Quantum Measurement

Built-in quantum gates have no side effects on classical execution; the only way to extract information from a quantum state is through measurement or simulation state extraction. Ket offers three primary methods for evaluating a quantum state: the measure function for single-shot measurements, the sample function for multi-shot measurements, and the exp_value function to compute the expectation value of a Hamiltonian. Additionally, Ket provides the dump function, which returns the exact state vector from a simulator.

Single-Shot Measurement

The measure function takes a Quant as input and returns a Measurement object. This object references the result, acting similarly to an asynchronous programming Future.

In live execution mode, the measurement result is evaluated immediately and can be retrieved using the get method, which returns an integer representing the measured state. In batch mode, calling get triggers the quantum execution. Note that once execution starts in batch mode, all Measurement objects associated with the process are resolved, but the quantum process is terminated, preventing further operations. After the result becomes available, the get method can be called as often as needed.

process = Process()
a, b = process.alloc(2)
CNOT(H(a), b)            # Prepare a Bell state
m = measure(a + b).get() # The result will be either 0 or 3

Whether a qubit can be manipulated after a measurement depends on the target execution backend. Typically, on physical quantum hardware, the qubit is invalidated after measurement. However, in the KBW simulator, the qubit collapses to the measured state and remains available for subsequent operations. Single-shot measurement is particularly useful for implementing fault-tolerant algorithms, quantum communication protocols, and quantum error correction routines.

Multi-Shot Sampling

Because many quantum algorithms output a probability distribution rather than a single deterministic state, the sample function is often more appropriate. The sample function returns a Samples object, which operates similarly to the Measurement class.

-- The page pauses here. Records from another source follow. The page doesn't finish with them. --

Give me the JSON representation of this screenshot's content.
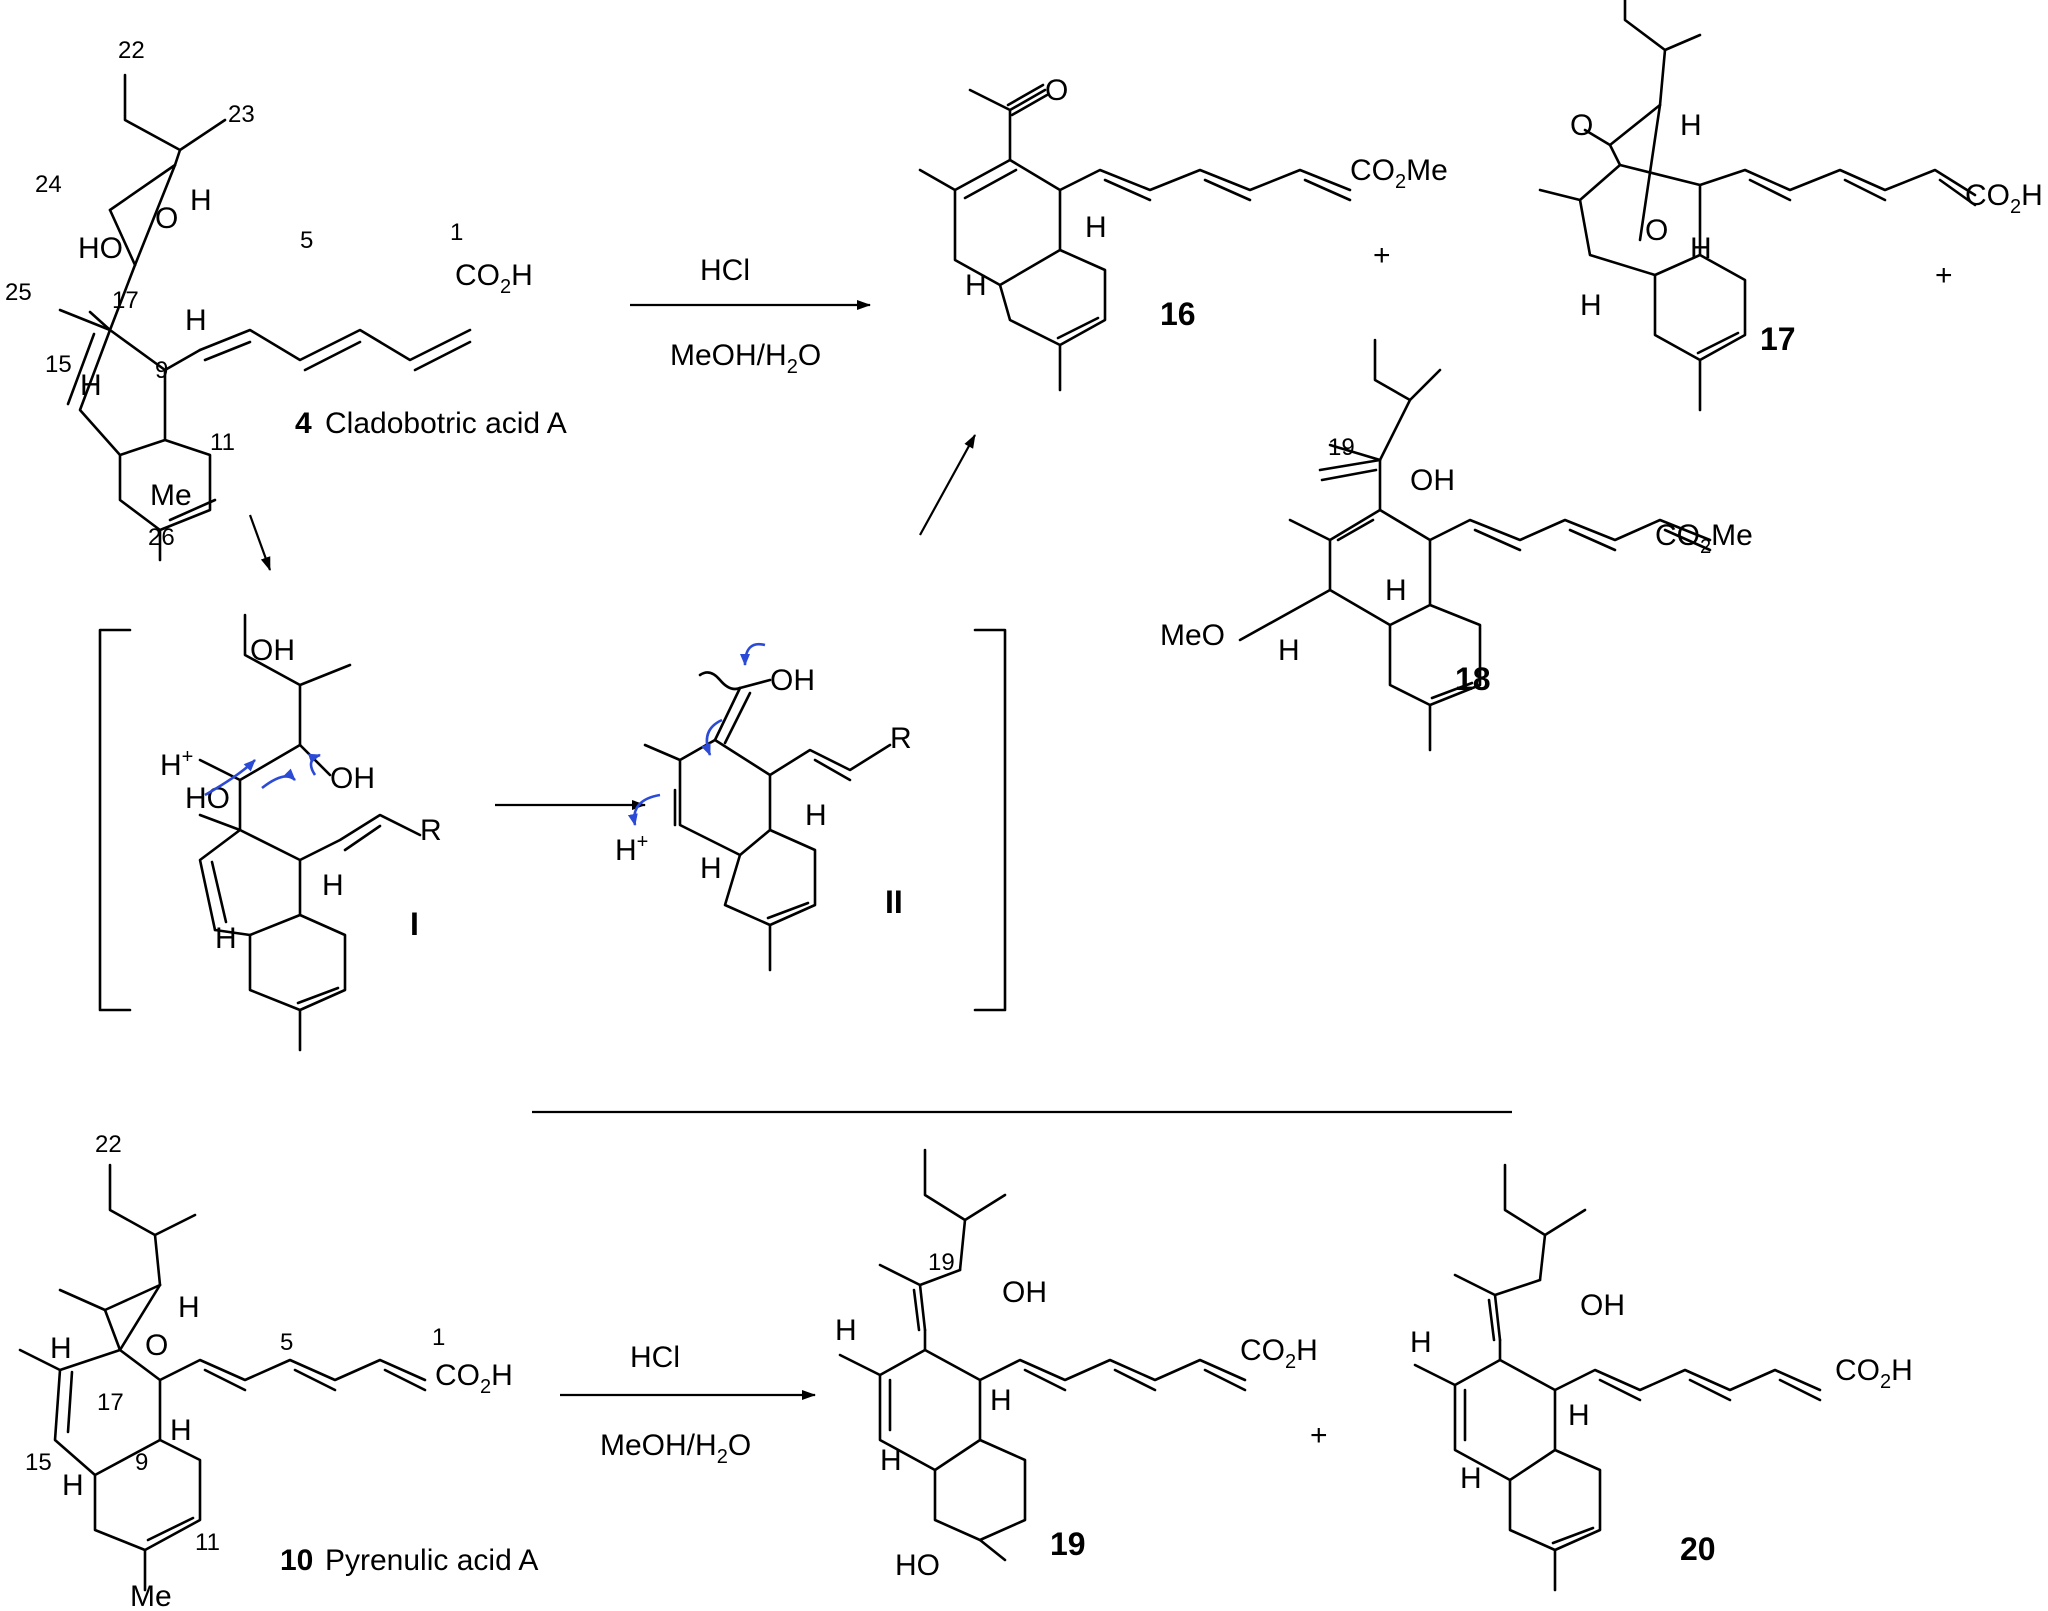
{
  "reagents": {
    "top": {
      "acid": "HCl",
      "solvent": "MeOH/H2O"
    },
    "bottom": {
      "acid": "HCl",
      "solvent": "MeOH/H2O"
    }
  },
  "compounds": {
    "c4": {
      "number": "4",
      "name": "Cladobotric acid A"
    },
    "c10": {
      "number": "10",
      "name": "Pyrenulic acid A"
    },
    "c16": {
      "number": "16"
    },
    "c17": {
      "number": "17"
    },
    "c18": {
      "number": "18"
    },
    "c19": {
      "number": "19"
    },
    "c20": {
      "number": "20"
    },
    "intI": {
      "number": "I"
    },
    "intII": {
      "number": "II"
    }
  },
  "atom_labels": {
    "co2h": "CO2H",
    "co2me": "CO2Me",
    "ho": "HO",
    "oh": "OH",
    "o": "O",
    "h": "H",
    "me": "Me",
    "meo": "MeO",
    "r": "R",
    "hplus": "H+"
  },
  "locants": {
    "c4": [
      "22",
      "23",
      "24",
      "25",
      "17",
      "15",
      "9",
      "5",
      "1",
      "11",
      "26"
    ],
    "c10": [
      "22",
      "17",
      "15",
      "9",
      "5",
      "1",
      "11"
    ],
    "c18": [
      "19"
    ],
    "c19": [
      "19"
    ]
  },
  "plus_sign": "+",
  "colors": {
    "bonds": "#000000",
    "electron_arrows": "#2b4ad6"
  }
}
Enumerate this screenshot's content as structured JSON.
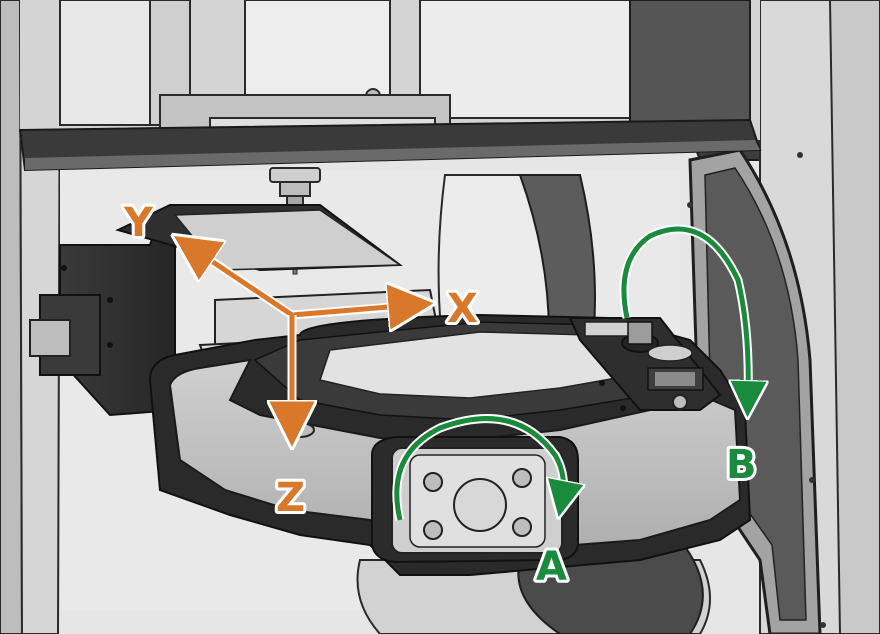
{
  "axes": {
    "x": {
      "label": "X",
      "color": "#d9782a"
    },
    "y": {
      "label": "Y",
      "color": "#d9782a"
    },
    "z": {
      "label": "Z",
      "color": "#d9782a"
    }
  },
  "rotations": {
    "a": {
      "label": "A",
      "color": "#1a8a3c"
    },
    "b": {
      "label": "B",
      "color": "#1a8a3c"
    }
  },
  "icons": {
    "machine": "five-axis-milling-machine",
    "trunnion": "trunnion-cradle",
    "spindle": "spindle-tool"
  }
}
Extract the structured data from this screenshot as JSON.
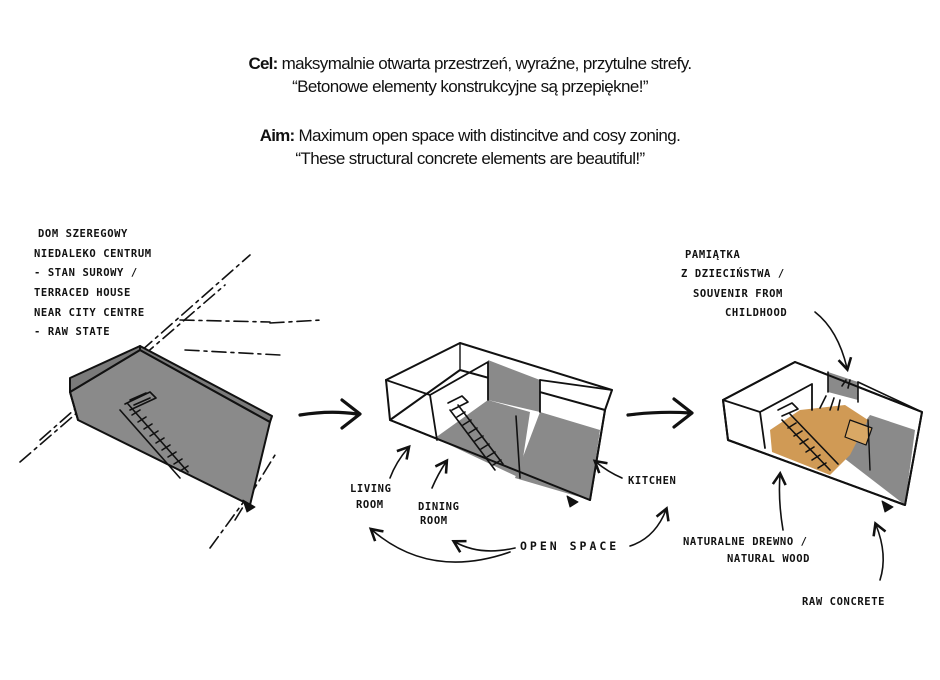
{
  "header": {
    "pl_label": "Cel:",
    "pl_line1": "maksymalnie otwarta przestrzeń, wyraźne, przytulne strefy.",
    "pl_line2": "“Betonowe elementy konstrukcyjne są przepiękne!”",
    "en_label": "Aim:",
    "en_line1": "Maximum open space with distincitve and cosy zoning.",
    "en_line2": "“These structural concrete elements are beautiful!”"
  },
  "annotations": {
    "stage1": [
      "DOM SZEREGOWY",
      "NIEDALEKO CENTRUM",
      "- STAN SUROWY /",
      "TERRACED HOUSE",
      "NEAR CITY CENTRE",
      "- RAW STATE"
    ],
    "living_room": [
      "LIVING",
      "ROOM"
    ],
    "dining_room": [
      "DINING",
      "ROOM"
    ],
    "kitchen": "KITCHEN",
    "open_space": "OPEN SPACE",
    "souvenir": [
      "PAMIĄTKA",
      "Z DZIECIŃSTWA /",
      "SOUVENIR FROM",
      "CHILDHOOD"
    ],
    "wood": [
      "NATURALNE DREWNO /",
      "NATURAL WOOD"
    ],
    "concrete": "RAW CONCRETE"
  },
  "colors": {
    "concrete": "#8c8c8c",
    "wood": "#d09a55",
    "ink": "#111111"
  }
}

Calling the get method triggers the quantum execution and returns a dictionary where the measurement result (as an int) is mapped to its exact observation count. The histogram method generates a plot of the measurement distribution.

process = Process()
a, b = process.alloc(2)
CNOT(H(a), b)                       # Prepare a Bell state
sample(a + b, 100).histogram("bin") # Histogram of 100 shots

On quantum hardware, sampling generally terminates the quantum process. The KBW simulator allows execution to continue after a sample; however, each sample represents an independent run. Consequently, entanglement correlations cannot be detected between two different samples, only within a single sample itself.

Expectation Values and Gradients

Calculating expectation values is crucial for near-term quantum algorithms, such as Variational Quantum Algorithms and Quantum Machine Learning [5]. To calculate an expectation value, an observable is required. The exp_value function takes a Hamiltonian object as input and returns an ExpValue object. Calling the get method triggers execution and returns the calculated expectation value as a float.

# chsh_obs is an instance of a Hamiltonian object
exp_value(chsh_obs).get() # e.g., 2.828427125

Hamiltonian construction is detailed in Section Hamiltonian Construction. Note that the exp_value function requires only the observable as input; the target qubit references are inherently encapsulated within the Hamiltonian object itself.

A key feature of expectation values in Ket is the ability to calculate parameter gradients, which is essential for gradient-based optimization in Variational Quantum Algorithms. Gradient calculation is handled by the target backend via Native Simulation (e.g., tensor networks) or automatically via the Parameter-Shift Rule [6] applied by Libket. To enable gradient calculation with the KBW simulator, the keyword argument gradient=True must be provided when instantiating the process.

process = Process(gradient=True)
theta = process.param(0.5) # Define a variational parameter
# ... perform expectation value calculation circuit ...
grad = theta.grad          # Retrieve the calculated gradient

State Vector Inspection

Ket provides the dump function to retrieve the full state vector from a simulator. Naturally, this is physically impossible on actual quantum hardware. The dump function is not intended to be a substitute for measurement. It does not collapse the quantum state, and extracting a subset of entangled qubits via a dump will not yield the expected partial trace of the system. Nevertheless, it is an invaluable tool for debugging.

It returns a QuantumState object equipped with useful methods such as get to view complex probability amplitudes, sphere to plot a Bloch sphere for single qubits, and show to output LaTeX representations of the state.